Stephen Gaghan, the writer behind Traffic and Syriana, joined Activision to create Call of Duty: Ghosts. We talk to him about the process of writing for games, working with developers, and how games will change how he makes movies.

Stephen Gaghan figured out the hard way that writing games is not like writing films. As a screenwriter who is used to crafting layered scenes with revealing dialog he found that such an approach doesn’t always work in the world of games, where the story has to serve the action and player experience.

“You go to your computer and you write in Final Draft. And you are like, ‘I’ve done it! I love this scene! It’s so awesome!’ It’s five pages. It’s so emotional,” says Gaghan. “You wander down the hall and you talk to everybody and they’re like, ‘That’s awesome. Now do it in five lines.’”

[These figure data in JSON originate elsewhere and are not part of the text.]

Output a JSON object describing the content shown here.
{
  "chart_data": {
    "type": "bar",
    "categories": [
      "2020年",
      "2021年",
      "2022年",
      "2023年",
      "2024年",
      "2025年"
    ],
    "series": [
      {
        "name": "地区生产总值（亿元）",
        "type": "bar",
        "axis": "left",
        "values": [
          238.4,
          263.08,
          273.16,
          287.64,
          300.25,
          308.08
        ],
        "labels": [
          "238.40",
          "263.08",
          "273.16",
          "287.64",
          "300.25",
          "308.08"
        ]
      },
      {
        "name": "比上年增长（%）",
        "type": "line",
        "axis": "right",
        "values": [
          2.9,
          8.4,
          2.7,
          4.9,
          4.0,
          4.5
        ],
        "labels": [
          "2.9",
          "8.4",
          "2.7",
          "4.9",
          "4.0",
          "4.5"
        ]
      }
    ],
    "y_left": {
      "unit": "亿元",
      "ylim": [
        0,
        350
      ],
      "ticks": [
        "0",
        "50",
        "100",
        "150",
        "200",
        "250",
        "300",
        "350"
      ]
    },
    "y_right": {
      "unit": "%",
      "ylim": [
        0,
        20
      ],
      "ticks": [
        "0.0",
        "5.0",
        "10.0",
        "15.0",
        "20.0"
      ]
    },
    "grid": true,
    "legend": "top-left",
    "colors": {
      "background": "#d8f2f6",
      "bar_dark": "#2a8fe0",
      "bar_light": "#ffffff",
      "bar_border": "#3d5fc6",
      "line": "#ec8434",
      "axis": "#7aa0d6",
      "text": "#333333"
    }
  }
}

Having written the films Rules of Engagement and Syriana (he also did an early rewrite of Black Hawk Down), the Oscar-winning writer of Traffic has a body of work that served him well for taking on the role of writer for Call Of Duty: Ghosts. The 10th main installment of the franchise, released November 5, centers on a team of special forces warriors fighting a South American alliance known as the Federation.

“You are servicing a lot of stuff,” Gaghan says of writing his multi-narrative films. “And because you are crosscutting between intense things, you don’t have a ton of time to establish who people are, to build dynamics between characters. You have to be really efficient. You are constantly compacting with gestures and making dialogue evocative of who people are in the best way you can. I thought that was really applicable to games,” says Gaghan.